We show that the majority of the observational studies assessing the association between metformin and cancer risk suffer from methodological shortcomings, and efforts to address these issues have been incomplete. Future investigations on the association between metformin and cancer risk should clearly address the methodological issues due to confounding by indication, prevalent user bias, and time-related biases. Although the proposed strategies do not guarantee a bias-free estimate for the association between metformin and cancer, they will reduce synthesis and reporting of erroneous results.

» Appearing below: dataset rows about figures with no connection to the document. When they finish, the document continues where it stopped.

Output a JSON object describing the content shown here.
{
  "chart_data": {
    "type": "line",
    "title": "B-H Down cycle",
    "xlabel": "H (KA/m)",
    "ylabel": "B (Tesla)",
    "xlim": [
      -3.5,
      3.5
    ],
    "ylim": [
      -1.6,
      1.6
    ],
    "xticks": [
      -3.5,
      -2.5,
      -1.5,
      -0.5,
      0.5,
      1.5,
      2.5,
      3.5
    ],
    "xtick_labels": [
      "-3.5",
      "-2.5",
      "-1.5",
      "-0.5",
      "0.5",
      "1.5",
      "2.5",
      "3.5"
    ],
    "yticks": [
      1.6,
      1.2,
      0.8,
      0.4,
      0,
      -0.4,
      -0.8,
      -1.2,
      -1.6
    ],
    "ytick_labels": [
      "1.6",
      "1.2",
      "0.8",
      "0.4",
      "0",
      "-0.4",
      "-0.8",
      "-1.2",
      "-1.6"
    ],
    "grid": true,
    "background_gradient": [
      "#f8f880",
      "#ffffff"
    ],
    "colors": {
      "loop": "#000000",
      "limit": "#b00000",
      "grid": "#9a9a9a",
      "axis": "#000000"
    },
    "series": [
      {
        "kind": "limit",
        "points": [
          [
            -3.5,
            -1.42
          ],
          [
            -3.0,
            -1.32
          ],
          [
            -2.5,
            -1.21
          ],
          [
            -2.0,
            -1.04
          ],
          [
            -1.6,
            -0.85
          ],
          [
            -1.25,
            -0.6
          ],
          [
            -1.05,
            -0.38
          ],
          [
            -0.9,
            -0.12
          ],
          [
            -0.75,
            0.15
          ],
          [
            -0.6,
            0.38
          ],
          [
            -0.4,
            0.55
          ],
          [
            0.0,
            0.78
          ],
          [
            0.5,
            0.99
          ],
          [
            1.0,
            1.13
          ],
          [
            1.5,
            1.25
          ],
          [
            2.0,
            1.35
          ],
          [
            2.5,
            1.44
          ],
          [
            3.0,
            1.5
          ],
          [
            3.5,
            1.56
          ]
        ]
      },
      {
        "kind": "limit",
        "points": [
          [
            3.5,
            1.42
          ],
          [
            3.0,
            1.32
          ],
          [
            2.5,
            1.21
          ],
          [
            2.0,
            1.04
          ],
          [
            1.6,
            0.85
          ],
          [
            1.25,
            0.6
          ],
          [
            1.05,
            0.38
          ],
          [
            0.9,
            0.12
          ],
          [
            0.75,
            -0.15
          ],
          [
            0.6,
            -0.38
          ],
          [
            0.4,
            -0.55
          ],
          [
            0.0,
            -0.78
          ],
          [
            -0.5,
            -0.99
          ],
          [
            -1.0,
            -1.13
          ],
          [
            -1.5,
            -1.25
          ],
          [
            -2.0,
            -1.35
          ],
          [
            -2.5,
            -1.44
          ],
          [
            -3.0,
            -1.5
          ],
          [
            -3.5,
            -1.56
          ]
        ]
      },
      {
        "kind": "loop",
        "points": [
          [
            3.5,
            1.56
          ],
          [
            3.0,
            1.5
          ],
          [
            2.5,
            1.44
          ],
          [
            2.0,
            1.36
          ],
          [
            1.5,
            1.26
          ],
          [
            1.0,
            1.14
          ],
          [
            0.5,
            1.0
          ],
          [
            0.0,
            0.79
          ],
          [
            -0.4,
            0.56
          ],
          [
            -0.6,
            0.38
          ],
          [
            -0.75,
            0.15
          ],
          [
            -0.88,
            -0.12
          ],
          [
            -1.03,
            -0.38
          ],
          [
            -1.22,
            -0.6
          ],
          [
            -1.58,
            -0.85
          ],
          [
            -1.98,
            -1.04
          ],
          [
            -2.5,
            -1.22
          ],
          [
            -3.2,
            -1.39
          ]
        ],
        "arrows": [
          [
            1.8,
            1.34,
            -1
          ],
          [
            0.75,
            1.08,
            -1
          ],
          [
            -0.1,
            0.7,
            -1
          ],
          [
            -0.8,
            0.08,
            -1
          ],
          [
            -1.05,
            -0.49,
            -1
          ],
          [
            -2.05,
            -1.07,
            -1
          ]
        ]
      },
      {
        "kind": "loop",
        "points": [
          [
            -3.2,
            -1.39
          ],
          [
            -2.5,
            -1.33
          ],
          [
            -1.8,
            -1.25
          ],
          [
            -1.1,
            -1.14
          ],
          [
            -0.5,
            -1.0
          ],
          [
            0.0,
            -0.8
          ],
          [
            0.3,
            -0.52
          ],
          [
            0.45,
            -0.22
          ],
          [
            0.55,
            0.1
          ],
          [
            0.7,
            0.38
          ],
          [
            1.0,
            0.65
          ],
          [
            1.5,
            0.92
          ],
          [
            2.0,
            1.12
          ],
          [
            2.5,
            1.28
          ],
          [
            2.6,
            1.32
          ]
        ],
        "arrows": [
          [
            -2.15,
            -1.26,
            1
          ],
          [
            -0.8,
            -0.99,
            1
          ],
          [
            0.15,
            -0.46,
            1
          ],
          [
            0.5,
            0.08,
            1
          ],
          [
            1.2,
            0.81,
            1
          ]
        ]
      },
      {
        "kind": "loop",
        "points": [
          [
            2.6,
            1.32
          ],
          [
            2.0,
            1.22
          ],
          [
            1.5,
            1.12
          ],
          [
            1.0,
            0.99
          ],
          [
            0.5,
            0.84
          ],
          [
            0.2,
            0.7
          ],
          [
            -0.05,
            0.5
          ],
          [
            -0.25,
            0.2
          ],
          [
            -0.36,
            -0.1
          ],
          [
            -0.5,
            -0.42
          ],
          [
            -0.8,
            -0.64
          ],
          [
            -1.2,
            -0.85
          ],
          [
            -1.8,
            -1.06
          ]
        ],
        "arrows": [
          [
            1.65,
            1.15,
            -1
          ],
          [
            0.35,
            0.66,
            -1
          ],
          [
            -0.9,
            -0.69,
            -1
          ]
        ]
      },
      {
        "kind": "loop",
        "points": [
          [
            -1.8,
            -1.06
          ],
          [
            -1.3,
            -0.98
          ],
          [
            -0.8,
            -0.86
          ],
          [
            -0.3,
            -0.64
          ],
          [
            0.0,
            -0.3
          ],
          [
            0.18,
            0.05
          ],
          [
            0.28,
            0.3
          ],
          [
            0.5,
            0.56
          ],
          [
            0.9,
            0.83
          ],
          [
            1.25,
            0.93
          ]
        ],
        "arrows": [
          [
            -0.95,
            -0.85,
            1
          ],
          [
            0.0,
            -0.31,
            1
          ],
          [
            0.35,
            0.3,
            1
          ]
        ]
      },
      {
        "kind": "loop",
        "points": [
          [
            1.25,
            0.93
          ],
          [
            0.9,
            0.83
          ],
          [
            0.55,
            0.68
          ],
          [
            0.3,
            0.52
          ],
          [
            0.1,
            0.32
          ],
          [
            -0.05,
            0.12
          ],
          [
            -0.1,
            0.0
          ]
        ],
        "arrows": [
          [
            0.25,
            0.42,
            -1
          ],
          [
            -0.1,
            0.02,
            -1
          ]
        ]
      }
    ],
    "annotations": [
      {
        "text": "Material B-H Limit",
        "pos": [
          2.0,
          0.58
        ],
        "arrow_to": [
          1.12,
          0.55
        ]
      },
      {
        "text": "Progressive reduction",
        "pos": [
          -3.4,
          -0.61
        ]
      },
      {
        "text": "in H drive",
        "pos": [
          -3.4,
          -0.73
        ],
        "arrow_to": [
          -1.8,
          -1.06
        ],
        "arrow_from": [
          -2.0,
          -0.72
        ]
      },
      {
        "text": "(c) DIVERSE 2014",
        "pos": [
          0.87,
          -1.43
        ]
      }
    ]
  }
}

This review sets up a framework for future observational studies that aim to assess new indications for drugs that have already been widely adopted by emphasizing how methodological shortcomings affect the validity of findings. By increasing the current understanding of biases and threats to validity and evidence generation in observational studies and the available strategies to minimize them, we hope to contribute to the generation of robust evidence on the true effect of metformin on cancer incidence. Using the effect of metformin on cancer incidence as an example, we set up the basis for all similar studies that looked at benefits and harms of anti-diabetes medications in EMR and claim data. The proposed harmful effect of insulin glargine and thiazolidone on cancer incidence and the effect of different anti-hyperglycemic drugs on cardiovascular diseases can now be evaluated in EMR data with robust methodology. Finally, this work will also set up a framework for all similar studies of drug repurposing using EMR data in diabetes, cancer, and other fields.